Audio Transcript for Garapata by John Keppelman

John Keppelman is an artist living and working in the Northwest, who taught at Western’s Department of Art & Art History for a few years. His sculpture, Garapata, was made during the late 1970s and was donated to the University several years later. Keppelman was not involved in the selection of this work for Western. However, he was involved in choosing the appropriate site for the sculpture which has a specific orientation or viewing direction. In speaking of the general concept, he spoke first about the process which allowed him to find an abstract sense of motion.

Keppelman said:

“Garapata was done in 1979 and purchased by Annie Dillard and Gary Clevidence who gave it to the University when they left Bellingham.  It was one of a series of pieces where I was working with folded paper. My method was to cut and fold paper in a very automatic way to avoid any specific ideas about the intent of the work and where it was going, and to get in touch with my unconscious self and maybe find some forms that were surprising and interesting. I would fold and cut until I found a shape that pleased me and then stop to figure out if it could be executed in another form. Most of those pieces were intended originally to be wall works. Very few actually ended up being pieces that would stand on posts because the shape had to have certain characteristics to work in that manner. But the quality of the shape, the way it functions in terms of two- dimensions versus three-dimensions, is the same on a post as it would be in a wall piece. If you look at Garapata, it postures a wall, an imaginary wall or flat plane which is behind the piece or which is the basis for the back plane of that piece.”

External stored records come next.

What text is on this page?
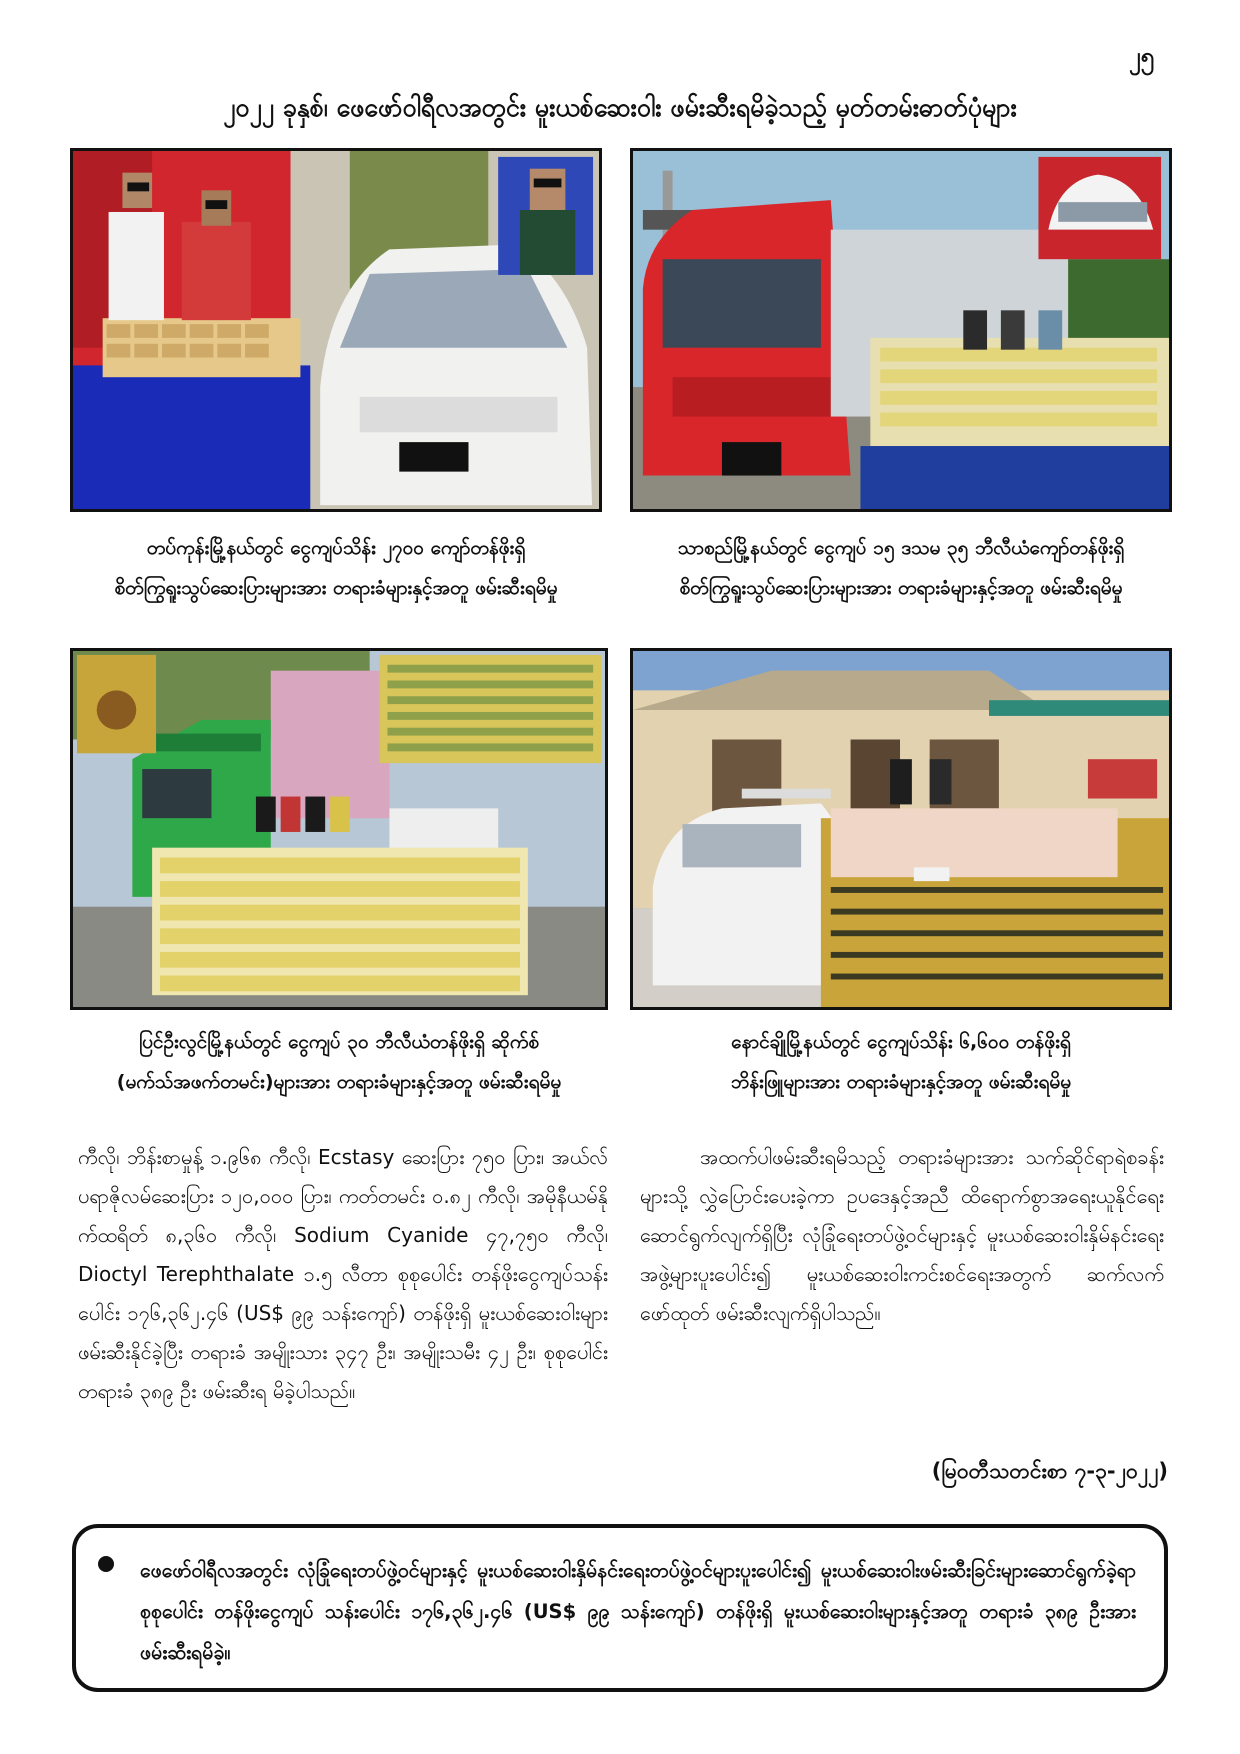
၂၅
၂၀၂၂ ခုနှစ်၊ ဖေဖော်ဝါရီလအတွင်း မူးယစ်ဆေးဝါး ဖမ်းဆီးရမိခဲ့သည့် မှတ်တမ်းဓာတ်ပုံများ
တပ်ကုန်းမြို့နယ်တွင် ငွေကျပ်သိန်း ၂၇၀၀ ကျော်တန်ဖိုးရှိ
စိတ်ကြွရူးသွပ်ဆေးပြားများအား တရားခံများနှင့်အတူ ဖမ်းဆီးရမိမှု
သာစည်မြို့နယ်တွင် ငွေကျပ် ၁၅ ဒသမ ၃၅ ဘီလီယံကျော်တန်ဖိုးရှိ
စိတ်ကြွရူးသွပ်ဆေးပြားများအား တရားခံများနှင့်အတူ ဖမ်းဆီးရမိမှု
ပြင်ဦးလွင်မြို့နယ်တွင် ငွေကျပ် ၃၀ ဘီလီယံတန်ဖိုးရှိ ဆိုက်စ်
(မက်သ်အဖက်တမင်း)များအား တရားခံများနှင့်အတူ ဖမ်းဆီးရမိမှု
နောင်ချိုမြို့နယ်တွင် ငွေကျပ်သိန်း ၆,၆၀၀ တန်ဖိုးရှိ
ဘိန်းဖြူများအား တရားခံများနှင့်အတူ ဖမ်းဆီးရမိမှု
ကီလို၊ ဘိန်းစာမှုန့် ၁.၉၆၈ ကီလို၊ Ecstasy ဆေးပြား ၇၅၀ ပြား၊ အယ်လ်ပရာဇိုလမ်ဆေးပြား ၁၂၀,၀၀၀ ပြား၊ ကတ်တမင်း ၀.၈၂ ကီလို၊ အမိုနီယမ်နိုက်ထရိတ် ၈,၃၆၀ ကီလို၊ Sodium Cyanide ၄၇,၇၅၀ ကီလို၊ Dioctyl Terephthalate ၁.၅ လီတာ စုစုပေါင်း တန်ဖိုးငွေကျပ်သန်းပေါင်း ၁၇၆,၃၆၂.၄၆ (US$ ၉၉ သန်းကျော်) တန်ဖိုးရှိ မူးယစ်ဆေးဝါးများ ဖမ်းဆီးနိုင်ခဲ့ပြီး တရားခံ အမျိုးသား ၃၄၇ ဦး၊ အမျိုးသမီး ၄၂ ဦး၊ စုစုပေါင်း တရားခံ ၃၈၉ ဦး ဖမ်းဆီးရ မိခဲ့ပါသည်။
အထက်ပါဖမ်းဆီးရမိသည့် တရားခံများအား သက်ဆိုင်ရာရဲစခန်းများသို့ လွှဲပြောင်းပေးခဲ့ကာ ဥပဒေနှင့်အညီ ထိရောက်စွာအရေးယူနိုင်ရေး ဆောင်ရွက်လျက်ရှိပြီး လုံခြုံရေးတပ်ဖွဲ့ဝင်များနှင့် မူးယစ်ဆေးဝါးနှိမ်နင်းရေးအဖွဲ့များပူးပေါင်း၍ မူးယစ်ဆေးဝါးကင်းစင်ရေးအတွက် ဆက်လက်ဖော်ထုတ် ဖမ်းဆီးလျက်ရှိပါသည်။
(မြဝတီသတင်းစာ ၇-၃-၂၀၂၂)
ဖေဖော်ဝါရီလအတွင်း လုံခြုံရေးတပ်ဖွဲ့ဝင်များနှင့် မူးယစ်ဆေးဝါးနှိမ်နင်းရေးတပ်ဖွဲ့ဝင်များပူးပေါင်း၍ မူးယစ်ဆေးဝါးဖမ်းဆီးခြင်းများဆောင်ရွက်ခဲ့ရာ စုစုပေါင်း တန်ဖိုးငွေကျပ် သန်းပေါင်း ၁၇၆,၃၆၂.၄၆ (US$ ၉၉ သန်းကျော်) တန်ဖိုးရှိ မူးယစ်ဆေးဝါးများနှင့်အတူ တရားခံ ၃၈၉ ဦးအား ဖမ်းဆီးရမိခဲ့။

“My titles often have to do with experiences I have had as a child in certain places or experiences in nature as an adult while traveling. Garapata is a place – it is a canyon and a small river which runs out of the Big Sur area in California which was a playground for me as a kid. I think there is a connection in my mind between the way in which that sculptural shape seems to soar and the sort of mythic beauty that particular area of California has.”

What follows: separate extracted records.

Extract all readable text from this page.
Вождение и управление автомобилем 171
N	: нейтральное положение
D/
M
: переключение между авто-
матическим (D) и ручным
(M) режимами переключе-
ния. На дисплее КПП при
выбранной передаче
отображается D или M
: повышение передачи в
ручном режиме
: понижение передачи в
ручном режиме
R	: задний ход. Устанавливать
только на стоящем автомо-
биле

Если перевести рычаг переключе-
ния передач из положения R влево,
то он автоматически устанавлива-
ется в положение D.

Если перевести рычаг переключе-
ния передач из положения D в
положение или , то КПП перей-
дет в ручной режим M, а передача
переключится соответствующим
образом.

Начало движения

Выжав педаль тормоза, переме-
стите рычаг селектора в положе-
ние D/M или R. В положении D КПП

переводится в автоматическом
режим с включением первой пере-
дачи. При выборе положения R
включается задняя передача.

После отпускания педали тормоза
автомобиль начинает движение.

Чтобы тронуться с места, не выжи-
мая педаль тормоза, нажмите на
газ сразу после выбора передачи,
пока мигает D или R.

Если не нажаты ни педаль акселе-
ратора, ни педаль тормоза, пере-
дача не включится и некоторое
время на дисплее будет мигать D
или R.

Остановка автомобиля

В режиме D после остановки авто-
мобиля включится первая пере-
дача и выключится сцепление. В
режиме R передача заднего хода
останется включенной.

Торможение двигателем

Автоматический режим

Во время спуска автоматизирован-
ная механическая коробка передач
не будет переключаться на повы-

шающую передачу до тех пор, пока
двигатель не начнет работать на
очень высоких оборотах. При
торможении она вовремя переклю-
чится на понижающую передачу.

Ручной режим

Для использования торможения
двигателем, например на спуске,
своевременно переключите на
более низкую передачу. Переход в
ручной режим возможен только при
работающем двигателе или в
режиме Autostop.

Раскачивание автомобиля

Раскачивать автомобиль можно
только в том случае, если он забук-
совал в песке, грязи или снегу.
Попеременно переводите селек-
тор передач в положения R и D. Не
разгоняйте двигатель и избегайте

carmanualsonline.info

“These pieces work like signs and they work best along the edges of public spaces. They relate to wall pieces in the sense that they directly orient you as a viewer. They are viewable from positions on either side, but basically they tell you to get right in front of them; they aren't intended to be seen from behind. So, when I sited that piece in its present location, I was looking for a spot where viewers passing along the pathway or road would be able to see the piece and not get behind it. It is an unusual siting for sculpture because normally, of course, sculpture is seen completely in the round. In the case of my work, that is not true.”